Chapter 6 Input configuration

First, make sure the .env has been created in the src folder under the pipeline directory:

ls ~/scRNAsequest/src/.env

6.1 Generate template files

Now we are ready to run the pipeline. Since the main pipeline script scAnalyzer requires a config.yml file, a sample metadata file sampleMeta.csv, and a DEGinfo.csv file for DE analysis (can be filled in later), we can first generate templates for these files.

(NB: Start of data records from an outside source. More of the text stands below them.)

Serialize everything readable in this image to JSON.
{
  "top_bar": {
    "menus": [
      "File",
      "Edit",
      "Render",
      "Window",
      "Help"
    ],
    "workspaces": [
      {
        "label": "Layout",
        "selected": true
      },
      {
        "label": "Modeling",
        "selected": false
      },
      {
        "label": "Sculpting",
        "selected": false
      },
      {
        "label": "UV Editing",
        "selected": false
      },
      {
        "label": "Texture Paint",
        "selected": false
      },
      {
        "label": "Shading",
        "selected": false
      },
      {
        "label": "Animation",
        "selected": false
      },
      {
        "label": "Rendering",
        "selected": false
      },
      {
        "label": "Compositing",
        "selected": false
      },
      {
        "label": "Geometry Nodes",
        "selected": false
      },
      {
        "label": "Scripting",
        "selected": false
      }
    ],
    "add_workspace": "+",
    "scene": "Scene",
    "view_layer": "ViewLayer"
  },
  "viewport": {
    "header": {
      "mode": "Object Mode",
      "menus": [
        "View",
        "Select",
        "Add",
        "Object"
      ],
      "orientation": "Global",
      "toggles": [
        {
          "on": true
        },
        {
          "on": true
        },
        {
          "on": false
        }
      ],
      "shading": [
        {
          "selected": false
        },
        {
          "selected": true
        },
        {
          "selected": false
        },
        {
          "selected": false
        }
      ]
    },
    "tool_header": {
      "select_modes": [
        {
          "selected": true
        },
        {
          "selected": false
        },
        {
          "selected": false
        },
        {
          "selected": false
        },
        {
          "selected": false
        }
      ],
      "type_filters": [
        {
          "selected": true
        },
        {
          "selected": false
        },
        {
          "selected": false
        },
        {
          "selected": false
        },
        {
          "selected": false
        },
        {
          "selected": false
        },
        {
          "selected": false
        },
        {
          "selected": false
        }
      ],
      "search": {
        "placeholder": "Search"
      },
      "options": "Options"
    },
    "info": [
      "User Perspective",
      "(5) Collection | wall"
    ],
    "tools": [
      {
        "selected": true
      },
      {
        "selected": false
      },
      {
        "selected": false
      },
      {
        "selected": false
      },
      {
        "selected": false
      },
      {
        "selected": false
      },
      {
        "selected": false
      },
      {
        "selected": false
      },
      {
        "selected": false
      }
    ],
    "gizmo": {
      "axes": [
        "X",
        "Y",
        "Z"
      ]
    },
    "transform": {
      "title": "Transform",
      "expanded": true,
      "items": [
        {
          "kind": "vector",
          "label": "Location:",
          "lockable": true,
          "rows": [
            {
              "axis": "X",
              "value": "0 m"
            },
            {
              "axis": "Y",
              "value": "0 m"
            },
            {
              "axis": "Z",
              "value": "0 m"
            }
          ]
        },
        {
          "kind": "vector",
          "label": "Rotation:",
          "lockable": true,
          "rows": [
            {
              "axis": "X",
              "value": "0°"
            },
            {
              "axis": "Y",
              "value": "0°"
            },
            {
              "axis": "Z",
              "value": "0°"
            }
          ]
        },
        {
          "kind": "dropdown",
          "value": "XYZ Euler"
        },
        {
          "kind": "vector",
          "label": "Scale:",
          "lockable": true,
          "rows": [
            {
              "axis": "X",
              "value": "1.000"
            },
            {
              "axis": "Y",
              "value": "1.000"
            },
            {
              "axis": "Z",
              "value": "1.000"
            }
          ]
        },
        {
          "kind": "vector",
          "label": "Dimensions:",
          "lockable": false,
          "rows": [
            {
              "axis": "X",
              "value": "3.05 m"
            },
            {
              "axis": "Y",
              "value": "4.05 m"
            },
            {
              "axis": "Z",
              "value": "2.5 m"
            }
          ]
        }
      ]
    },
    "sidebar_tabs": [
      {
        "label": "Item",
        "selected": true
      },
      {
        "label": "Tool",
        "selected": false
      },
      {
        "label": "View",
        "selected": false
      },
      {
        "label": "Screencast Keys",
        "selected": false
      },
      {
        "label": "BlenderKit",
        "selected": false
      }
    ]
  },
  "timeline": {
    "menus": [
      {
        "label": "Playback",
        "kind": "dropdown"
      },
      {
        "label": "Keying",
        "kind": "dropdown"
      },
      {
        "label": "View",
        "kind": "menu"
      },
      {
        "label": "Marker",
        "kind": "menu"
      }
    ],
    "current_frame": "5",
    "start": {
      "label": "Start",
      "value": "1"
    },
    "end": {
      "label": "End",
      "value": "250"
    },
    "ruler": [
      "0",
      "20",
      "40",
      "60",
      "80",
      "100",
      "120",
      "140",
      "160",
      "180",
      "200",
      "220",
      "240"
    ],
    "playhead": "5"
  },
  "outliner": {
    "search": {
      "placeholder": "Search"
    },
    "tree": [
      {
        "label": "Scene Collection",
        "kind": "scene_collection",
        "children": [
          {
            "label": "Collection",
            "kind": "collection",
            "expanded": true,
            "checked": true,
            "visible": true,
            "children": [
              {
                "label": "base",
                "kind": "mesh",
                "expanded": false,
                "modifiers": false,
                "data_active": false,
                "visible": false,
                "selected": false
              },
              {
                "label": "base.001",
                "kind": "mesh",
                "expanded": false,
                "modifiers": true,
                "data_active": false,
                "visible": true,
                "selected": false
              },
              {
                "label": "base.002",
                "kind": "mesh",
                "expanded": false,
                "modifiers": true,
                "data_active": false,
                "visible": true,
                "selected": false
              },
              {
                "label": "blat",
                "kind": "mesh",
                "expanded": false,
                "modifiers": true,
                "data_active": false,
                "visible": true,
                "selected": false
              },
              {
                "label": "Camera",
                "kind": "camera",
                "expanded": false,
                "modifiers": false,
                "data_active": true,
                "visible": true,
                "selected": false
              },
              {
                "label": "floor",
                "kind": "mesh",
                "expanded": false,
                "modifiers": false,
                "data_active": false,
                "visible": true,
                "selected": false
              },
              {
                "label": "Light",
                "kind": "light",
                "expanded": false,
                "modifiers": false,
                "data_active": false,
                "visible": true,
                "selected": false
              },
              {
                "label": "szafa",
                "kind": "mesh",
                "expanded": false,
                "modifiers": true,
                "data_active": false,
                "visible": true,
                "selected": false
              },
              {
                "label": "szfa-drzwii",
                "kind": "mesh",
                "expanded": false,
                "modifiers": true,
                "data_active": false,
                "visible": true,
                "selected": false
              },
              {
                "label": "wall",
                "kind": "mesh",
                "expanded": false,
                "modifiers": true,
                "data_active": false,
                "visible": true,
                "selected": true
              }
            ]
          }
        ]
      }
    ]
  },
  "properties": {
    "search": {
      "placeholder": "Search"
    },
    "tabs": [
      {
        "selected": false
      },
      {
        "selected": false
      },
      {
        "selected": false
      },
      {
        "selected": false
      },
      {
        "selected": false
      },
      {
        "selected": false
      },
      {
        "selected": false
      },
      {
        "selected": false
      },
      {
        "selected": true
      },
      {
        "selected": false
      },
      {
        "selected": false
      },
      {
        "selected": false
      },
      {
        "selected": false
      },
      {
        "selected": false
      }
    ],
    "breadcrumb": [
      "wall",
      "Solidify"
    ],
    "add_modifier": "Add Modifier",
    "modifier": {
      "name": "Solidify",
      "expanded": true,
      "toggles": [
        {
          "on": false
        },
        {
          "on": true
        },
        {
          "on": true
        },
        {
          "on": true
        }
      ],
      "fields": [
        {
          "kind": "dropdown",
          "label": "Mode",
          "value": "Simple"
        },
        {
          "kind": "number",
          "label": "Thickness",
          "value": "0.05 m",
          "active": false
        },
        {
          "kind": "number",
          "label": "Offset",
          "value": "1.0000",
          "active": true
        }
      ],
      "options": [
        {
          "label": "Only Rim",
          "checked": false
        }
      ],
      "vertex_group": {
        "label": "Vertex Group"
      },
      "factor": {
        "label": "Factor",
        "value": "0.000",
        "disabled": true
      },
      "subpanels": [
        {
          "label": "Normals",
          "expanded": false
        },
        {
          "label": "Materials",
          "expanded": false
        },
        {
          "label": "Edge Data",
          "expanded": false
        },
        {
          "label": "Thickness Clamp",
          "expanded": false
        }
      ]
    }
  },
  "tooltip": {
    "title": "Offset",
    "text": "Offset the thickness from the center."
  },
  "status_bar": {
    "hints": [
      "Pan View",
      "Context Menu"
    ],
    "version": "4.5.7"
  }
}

We run scAnalyzer by providing a path to our working directory. This can be any directory on you system:

scAnalyzer /path/to/working/dir

Then you will see the following files generate:

config.yml          #This is the pipeline configuration file
DEGinfo.csv         #This is for DE analysis, see the 'Differential expression (DE) analysis' section for more details
                    #This file can be left blank, which means skip DE analysis
sampleMeta.csv      #Sample metadata file, storing sample level information
sc20230320.init.log #Log file

In the log file, we can also see the following messages:

*****
External data, please fill the config file and provide sample sheet with two mandatory columns:
Two columns with names 'Sample_Name' and 'h5path' indicating sample name and UMI path
Option columns for sample annotation
Option column 'metapath' can be provided for cell level annotation first column cell bar code
*****

Please following the instructions below to set up these files.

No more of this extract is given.